Metal Oxides with Distinctive Valence States in an Electron‐Rich Matrix Enable Stable High‐Capacity Anodes for Li Ion Batteries

Abstract Metal oxides are arguably a promising solution to next‐generation high‐energy‐density anode materials. In particular, molybdenum oxides own high theoretical specific capacity (1117 and 838 mA h g −1 for MoO 3 and MoO 2 , respectively), high chemical stability, and low cost. The low electronic conductivity of MoO 3 limits their charge–discharge rate performances and delithiation capability. By controlling the valence state of MoO x with carbon, partial MoO 3 can be reduced to MoO 2 with low electrical resistance and high‐rate capacity. Nonetheless, both molybdenum oxides undergo large‐volume expansion/shrinkage and even pulverization in the lithiation/delithiation process. Herein, through a facile pyrolysis method a MoO x /N‐doped carbon nanotube (NCNT) anode with controllable valence states of Mo is designed.

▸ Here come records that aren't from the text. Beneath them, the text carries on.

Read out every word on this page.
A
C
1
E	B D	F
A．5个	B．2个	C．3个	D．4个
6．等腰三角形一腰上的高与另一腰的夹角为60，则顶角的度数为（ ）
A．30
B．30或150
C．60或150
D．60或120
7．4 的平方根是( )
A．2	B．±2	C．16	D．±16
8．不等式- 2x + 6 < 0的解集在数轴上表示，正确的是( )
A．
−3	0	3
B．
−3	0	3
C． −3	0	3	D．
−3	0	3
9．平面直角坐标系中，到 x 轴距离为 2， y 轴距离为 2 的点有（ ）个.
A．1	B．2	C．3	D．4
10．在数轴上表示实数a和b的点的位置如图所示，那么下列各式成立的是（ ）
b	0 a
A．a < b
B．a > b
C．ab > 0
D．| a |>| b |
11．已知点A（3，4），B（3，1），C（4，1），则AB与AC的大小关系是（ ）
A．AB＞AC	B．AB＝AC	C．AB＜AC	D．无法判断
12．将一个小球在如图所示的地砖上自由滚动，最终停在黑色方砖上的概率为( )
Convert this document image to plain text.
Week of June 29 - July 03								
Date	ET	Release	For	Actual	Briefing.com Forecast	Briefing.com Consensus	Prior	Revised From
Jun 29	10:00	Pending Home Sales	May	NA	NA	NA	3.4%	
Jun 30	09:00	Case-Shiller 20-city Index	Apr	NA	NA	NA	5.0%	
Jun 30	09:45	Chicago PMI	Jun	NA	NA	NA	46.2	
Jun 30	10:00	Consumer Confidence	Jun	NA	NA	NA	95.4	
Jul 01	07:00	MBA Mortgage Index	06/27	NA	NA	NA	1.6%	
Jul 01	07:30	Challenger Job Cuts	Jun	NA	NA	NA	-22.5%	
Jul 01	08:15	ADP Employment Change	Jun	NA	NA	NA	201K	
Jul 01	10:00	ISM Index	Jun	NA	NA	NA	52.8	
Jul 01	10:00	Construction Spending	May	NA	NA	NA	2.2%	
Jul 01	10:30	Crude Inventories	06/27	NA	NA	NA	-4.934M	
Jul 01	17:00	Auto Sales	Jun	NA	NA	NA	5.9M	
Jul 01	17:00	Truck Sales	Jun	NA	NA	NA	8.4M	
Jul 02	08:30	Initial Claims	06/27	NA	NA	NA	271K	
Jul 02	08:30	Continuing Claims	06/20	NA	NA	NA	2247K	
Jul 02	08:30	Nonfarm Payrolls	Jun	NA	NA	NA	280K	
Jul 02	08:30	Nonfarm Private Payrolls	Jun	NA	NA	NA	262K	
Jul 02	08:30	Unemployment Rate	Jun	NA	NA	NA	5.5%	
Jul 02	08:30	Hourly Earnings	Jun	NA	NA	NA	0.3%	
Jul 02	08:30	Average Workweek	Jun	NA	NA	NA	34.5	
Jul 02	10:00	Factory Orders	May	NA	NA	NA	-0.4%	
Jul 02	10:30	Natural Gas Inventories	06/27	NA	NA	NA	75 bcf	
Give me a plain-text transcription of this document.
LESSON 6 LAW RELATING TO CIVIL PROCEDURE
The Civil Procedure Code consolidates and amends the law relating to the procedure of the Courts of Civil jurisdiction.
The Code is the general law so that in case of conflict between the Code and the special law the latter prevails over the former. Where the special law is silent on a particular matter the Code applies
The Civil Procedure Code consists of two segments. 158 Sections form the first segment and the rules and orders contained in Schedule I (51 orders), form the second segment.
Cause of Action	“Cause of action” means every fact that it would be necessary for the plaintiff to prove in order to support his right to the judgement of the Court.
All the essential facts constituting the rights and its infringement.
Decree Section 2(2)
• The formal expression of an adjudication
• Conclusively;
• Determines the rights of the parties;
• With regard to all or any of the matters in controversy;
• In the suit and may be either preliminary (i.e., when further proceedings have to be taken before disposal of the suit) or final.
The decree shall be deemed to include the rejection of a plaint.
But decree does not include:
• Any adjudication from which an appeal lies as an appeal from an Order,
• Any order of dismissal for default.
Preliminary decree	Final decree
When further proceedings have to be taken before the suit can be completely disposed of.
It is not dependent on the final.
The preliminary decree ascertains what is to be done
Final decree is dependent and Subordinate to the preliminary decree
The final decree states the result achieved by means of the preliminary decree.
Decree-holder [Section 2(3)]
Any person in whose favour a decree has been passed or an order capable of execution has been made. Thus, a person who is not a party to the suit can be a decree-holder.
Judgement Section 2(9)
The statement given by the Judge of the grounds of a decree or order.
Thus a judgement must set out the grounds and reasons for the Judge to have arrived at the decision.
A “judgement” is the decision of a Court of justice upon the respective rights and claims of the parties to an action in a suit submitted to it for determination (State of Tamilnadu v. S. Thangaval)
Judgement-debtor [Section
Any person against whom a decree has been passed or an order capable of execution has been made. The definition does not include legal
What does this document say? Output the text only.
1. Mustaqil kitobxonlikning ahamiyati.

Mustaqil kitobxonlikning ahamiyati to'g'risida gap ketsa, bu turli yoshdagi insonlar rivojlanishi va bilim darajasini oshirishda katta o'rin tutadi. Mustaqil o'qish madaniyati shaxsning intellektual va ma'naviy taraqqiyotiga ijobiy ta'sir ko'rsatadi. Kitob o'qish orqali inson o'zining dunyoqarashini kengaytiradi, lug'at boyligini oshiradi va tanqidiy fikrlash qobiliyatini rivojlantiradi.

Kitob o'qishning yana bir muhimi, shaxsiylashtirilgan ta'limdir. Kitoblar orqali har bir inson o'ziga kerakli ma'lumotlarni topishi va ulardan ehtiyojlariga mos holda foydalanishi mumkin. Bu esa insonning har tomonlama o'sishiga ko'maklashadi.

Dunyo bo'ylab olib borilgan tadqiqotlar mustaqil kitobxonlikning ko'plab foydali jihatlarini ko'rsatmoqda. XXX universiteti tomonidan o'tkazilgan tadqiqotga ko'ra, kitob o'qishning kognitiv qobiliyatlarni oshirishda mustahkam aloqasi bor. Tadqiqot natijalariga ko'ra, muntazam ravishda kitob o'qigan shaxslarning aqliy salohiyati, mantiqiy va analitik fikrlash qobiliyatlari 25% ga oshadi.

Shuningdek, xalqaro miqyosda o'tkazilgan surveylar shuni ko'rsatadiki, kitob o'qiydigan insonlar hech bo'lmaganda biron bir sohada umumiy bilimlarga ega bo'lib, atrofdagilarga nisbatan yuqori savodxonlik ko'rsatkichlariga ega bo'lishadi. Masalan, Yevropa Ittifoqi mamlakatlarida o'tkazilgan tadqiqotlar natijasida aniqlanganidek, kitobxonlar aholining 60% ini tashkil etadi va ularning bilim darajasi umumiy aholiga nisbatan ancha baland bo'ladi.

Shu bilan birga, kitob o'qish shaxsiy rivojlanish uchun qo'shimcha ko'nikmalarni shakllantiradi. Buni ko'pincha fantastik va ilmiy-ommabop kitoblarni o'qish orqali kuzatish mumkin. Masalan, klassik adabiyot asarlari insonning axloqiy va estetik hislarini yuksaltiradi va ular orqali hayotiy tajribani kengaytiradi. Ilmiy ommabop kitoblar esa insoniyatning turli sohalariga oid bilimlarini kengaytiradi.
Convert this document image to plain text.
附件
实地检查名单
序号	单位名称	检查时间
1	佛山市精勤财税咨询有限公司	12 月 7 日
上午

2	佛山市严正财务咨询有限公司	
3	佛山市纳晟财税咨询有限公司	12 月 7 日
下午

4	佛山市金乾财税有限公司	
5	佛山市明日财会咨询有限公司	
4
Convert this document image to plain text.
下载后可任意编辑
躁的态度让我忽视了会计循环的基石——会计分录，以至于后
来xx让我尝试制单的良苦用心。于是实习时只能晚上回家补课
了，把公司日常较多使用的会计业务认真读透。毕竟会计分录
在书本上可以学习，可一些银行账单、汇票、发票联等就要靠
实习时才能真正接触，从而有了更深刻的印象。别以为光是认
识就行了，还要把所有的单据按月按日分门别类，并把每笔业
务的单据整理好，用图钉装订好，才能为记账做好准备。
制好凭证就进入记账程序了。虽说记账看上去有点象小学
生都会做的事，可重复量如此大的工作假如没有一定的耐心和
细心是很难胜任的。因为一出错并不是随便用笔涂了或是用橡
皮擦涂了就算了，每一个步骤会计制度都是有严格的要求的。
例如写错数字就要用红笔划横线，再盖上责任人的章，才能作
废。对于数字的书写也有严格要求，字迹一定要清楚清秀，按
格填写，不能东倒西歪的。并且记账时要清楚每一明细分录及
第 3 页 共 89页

The high conductivity and flexibility of the NCNT matrix form a stable MoO 2 /MoO 3 anode with finely matched lattices and coordinated 3d electrons. Owing to molecularly close contact between electron‐rich CNTs and MoO x , MoO x /NCNTs own a high conductivity of 0.36 S cm −1 , and mitigate the volume expansion in charges and discharges. The MoO 3 /MoO 2 /NCNTs anode delivers an unparalleled high gravimetric capacity of 970 mA h g −1 , over 100‐cycle stability and high rate capability.